A great event that underwhelmed the world


By Martin Roche,  Etoile Partner

Early in March a rather frail Queen Elizabeth ll signed The Commonwealth Charter at a ceremony at Buckingham Palace. For the first time, this organisation of 54 sovereign states has agreed to a written declaration of the values and “16 core beliefs” that bind the Commonwealth together. Cheers and celebrations all round you’d think. Well actually the reception for the Charter was, if the UK media is representative of global opinion, extremely muted.

What a shame, say I. Have we become so jaded in the world that we don’t jump for joy when politicians and countries act from the finest motives? Have we stopped cheering for human and civil rights, for democracy and civilised conduct in the affairs of humanity? Are we consumed by scepticism simply because some signatories to the Commonwealth Charter have pretty poor records on protecting their own citizens, or are we so jaundiced by the way of the world that we dismiss all efforts to make it better as simply wallpaper?

If all that is the case then we are not in good shape in the world. I for one want to celebrate the good men and women of the Commonwealth who worked so hard to get the Charter committed to paper. They have achieved much to be proud of.

First, every nation of the Commonwealth can now be held to account at the court of global opinion. When, and it will for some be when not if, they fall short, the world can point to The Charter and ask why they have failed to live up to their written, signed and agreed set of core beliefs.

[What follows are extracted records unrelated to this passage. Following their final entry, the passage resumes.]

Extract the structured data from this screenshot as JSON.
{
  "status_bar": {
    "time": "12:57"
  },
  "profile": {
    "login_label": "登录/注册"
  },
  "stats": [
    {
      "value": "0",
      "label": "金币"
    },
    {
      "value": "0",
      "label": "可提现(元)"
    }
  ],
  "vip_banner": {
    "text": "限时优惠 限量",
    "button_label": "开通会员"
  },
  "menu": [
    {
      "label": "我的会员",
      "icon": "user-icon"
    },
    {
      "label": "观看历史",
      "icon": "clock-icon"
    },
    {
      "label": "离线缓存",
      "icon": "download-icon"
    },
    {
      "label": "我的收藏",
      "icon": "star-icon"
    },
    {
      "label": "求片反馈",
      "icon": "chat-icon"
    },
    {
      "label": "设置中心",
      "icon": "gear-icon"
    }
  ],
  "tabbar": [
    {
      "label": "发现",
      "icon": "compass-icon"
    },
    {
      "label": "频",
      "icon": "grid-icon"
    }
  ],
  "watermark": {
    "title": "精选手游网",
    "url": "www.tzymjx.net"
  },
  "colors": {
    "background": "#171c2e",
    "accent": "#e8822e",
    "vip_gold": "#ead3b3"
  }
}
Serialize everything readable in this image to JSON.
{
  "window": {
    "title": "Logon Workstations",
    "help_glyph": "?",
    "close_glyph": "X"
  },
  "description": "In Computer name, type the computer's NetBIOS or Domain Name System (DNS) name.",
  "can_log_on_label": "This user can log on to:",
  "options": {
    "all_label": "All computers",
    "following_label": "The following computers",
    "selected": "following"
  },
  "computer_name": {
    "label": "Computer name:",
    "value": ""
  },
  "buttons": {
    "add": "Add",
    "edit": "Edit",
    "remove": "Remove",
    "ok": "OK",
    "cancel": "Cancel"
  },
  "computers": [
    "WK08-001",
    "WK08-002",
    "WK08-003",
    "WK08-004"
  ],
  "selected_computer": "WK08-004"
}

The Commonwealth, with its new Charter, has given itself a moral force it perhaps lacked until now. It as a body has won for itself the moral authority to speak for good because all its members have signed up for good. It has with the Charter given itself the potential to be a far more vocal and persuasive force than hitherto.

Two years ago, we at Etoile commissioned a piece of independent research about the Commonwealth among some very important opinion formers and business and political decisions makers. The starkest finding was that very few of these highly educated, worldly aware and well-connected people found it easy to articulate what the Commonwealth was for and where its values lay. They can’t say that now.

Stand up and wave some flags. Ring out the sound of joyful trumpets. Let choirs sing songs of rejoicing, for in March 2013 the Commonwealth found its way in the world. Where it had seemed directionless, vague and to many a post-colonial club of doubtful legitimacy, it now knows what it is and what it is for. It’s the best news I’ve heard in the field of international affairs in many a long year. But it must be simply the beginning. Now the Commonwealth must use every opportunity and every technology to take these new messages of hope to the world.

A new dawn has arrived for the Commonwealth. It will take great effort, great reserves of political capital, some money, endless imagination and moral courage to turn The Charter from powerful rhetoric to the stuff that stays the hand of violence and injustice, stimulates democracy and wins the hearts and minds of men and women to win a better world.

The Charter had a muted response to its birth. Let’s us wish it a long and successful life.